An improved eco-driving strategy for mixed platoons of autonomous and human-driven vehicles

Abstract

The emergence of autonomous vehicles (AVs) could transform traffic flow characteristics and affect energy consumption subsequently. The primary objective of this study is to propose an improved eco-driving strategy for the mixed platoons by exploring the impacts of AVs on energy consumption characteristics. Initially, leveraging precise AV control, this study utilizes a Model Predictive Control (MPC) system to optimize AV trajectories, aiming to minimize energy consumption within mixed platoons of AVs and human-driven vehicles (HDVs).
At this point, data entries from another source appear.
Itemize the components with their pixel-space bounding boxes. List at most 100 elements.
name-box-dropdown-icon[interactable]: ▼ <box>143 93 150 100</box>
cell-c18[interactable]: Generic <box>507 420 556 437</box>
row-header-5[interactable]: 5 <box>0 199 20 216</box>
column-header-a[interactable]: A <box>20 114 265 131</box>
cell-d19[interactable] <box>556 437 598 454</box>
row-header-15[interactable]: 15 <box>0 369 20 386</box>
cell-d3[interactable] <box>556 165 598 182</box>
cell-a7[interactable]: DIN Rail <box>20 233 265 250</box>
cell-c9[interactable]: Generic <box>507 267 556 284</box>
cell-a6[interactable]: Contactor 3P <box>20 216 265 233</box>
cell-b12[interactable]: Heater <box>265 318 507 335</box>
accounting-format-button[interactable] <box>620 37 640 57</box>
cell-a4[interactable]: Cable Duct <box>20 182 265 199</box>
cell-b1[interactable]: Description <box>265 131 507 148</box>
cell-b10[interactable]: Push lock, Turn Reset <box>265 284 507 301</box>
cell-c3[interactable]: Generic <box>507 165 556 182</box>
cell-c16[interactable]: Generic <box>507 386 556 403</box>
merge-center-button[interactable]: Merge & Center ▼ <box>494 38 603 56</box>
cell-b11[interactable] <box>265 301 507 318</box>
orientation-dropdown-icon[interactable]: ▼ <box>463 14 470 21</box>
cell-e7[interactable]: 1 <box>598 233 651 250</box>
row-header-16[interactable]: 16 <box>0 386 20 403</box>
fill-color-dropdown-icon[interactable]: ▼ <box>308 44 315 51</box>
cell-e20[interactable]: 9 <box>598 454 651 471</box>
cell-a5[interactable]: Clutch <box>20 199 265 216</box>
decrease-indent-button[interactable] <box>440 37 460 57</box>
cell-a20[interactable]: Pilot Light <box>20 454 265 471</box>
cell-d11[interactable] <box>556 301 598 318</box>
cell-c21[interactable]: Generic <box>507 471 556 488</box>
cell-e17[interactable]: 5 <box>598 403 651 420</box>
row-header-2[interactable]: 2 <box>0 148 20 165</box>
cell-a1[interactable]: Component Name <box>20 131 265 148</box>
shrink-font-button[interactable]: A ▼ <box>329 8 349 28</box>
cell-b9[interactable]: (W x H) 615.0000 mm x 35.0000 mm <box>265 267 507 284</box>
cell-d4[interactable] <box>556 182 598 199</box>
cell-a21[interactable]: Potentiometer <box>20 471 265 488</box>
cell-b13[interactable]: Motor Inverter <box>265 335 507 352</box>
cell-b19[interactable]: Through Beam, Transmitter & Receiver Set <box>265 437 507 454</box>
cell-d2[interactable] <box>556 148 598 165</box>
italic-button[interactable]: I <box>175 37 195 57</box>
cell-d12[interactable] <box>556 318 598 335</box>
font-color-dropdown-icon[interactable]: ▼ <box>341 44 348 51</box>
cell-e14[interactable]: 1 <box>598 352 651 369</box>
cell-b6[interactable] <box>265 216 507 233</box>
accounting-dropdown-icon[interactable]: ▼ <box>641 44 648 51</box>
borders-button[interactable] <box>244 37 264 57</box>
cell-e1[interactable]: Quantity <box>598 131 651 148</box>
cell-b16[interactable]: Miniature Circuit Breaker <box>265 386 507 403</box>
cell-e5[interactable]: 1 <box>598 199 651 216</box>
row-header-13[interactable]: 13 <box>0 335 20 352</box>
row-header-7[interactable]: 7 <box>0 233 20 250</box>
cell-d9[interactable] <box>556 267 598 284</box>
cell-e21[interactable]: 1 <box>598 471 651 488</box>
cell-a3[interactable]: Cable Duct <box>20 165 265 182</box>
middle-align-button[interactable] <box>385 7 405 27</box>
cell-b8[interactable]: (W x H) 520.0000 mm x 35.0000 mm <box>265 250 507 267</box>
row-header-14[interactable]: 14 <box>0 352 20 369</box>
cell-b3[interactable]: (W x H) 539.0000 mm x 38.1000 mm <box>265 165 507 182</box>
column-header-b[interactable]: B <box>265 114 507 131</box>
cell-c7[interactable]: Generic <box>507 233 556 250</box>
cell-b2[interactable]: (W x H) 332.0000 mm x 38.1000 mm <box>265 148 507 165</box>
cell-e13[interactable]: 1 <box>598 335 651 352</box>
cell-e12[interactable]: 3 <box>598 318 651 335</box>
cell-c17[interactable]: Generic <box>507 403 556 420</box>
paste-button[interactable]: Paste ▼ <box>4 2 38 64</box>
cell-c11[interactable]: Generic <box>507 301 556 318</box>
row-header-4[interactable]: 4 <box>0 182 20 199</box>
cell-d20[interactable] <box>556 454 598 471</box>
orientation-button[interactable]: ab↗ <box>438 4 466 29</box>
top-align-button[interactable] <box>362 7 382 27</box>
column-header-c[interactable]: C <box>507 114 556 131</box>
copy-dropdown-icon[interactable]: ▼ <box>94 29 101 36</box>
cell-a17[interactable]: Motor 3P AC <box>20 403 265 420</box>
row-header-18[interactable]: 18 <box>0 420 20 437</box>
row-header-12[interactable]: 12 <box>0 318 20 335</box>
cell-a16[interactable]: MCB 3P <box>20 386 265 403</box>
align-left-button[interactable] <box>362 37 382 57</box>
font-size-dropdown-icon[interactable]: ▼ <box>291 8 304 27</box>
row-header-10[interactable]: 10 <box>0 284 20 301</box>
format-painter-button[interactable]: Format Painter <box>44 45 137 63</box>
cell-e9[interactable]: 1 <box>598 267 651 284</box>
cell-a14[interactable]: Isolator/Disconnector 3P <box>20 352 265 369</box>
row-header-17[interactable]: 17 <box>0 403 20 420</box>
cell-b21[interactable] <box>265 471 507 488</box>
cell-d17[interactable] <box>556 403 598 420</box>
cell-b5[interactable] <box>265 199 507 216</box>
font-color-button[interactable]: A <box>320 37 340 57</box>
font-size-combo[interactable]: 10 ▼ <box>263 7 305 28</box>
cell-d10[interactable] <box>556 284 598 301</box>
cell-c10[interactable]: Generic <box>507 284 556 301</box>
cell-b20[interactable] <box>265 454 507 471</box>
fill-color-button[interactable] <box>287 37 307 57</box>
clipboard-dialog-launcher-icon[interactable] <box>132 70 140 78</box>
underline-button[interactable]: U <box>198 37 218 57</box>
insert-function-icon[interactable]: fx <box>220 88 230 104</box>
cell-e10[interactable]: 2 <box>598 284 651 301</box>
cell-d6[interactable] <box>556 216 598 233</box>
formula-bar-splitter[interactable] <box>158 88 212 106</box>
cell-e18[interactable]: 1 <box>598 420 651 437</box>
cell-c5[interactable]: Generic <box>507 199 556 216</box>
Given the differing collaborative capabilities of HDVs and AVs in mixed platoons, exceptional situations may arise at intersections where not all platoon vehicles cross the stop line during the same green light cycle (GLC). To address these challenges, we then propose a splitting approach to optimize the platoon operation mode. This approach allows for flexible splitting decisions based on AVs market penetration and current traffic conditions. The simulation results indicate that the energy consumption reduction ranges from 15.35% to 35.39% and 2.75–3.64% compared to the traditional mode and the eco-driving mode, respectively. In addition, through an analysis of the energy consumption of various vehicle orders within a mixed platoon, we determined that positioning the second AV in the middle platoon maximizes stability, resulting in a more consistent energy consumption pattern. These findings highlight the advantages of the strategy in terms of energy consumption, providing theoretical support management of mixed platoons.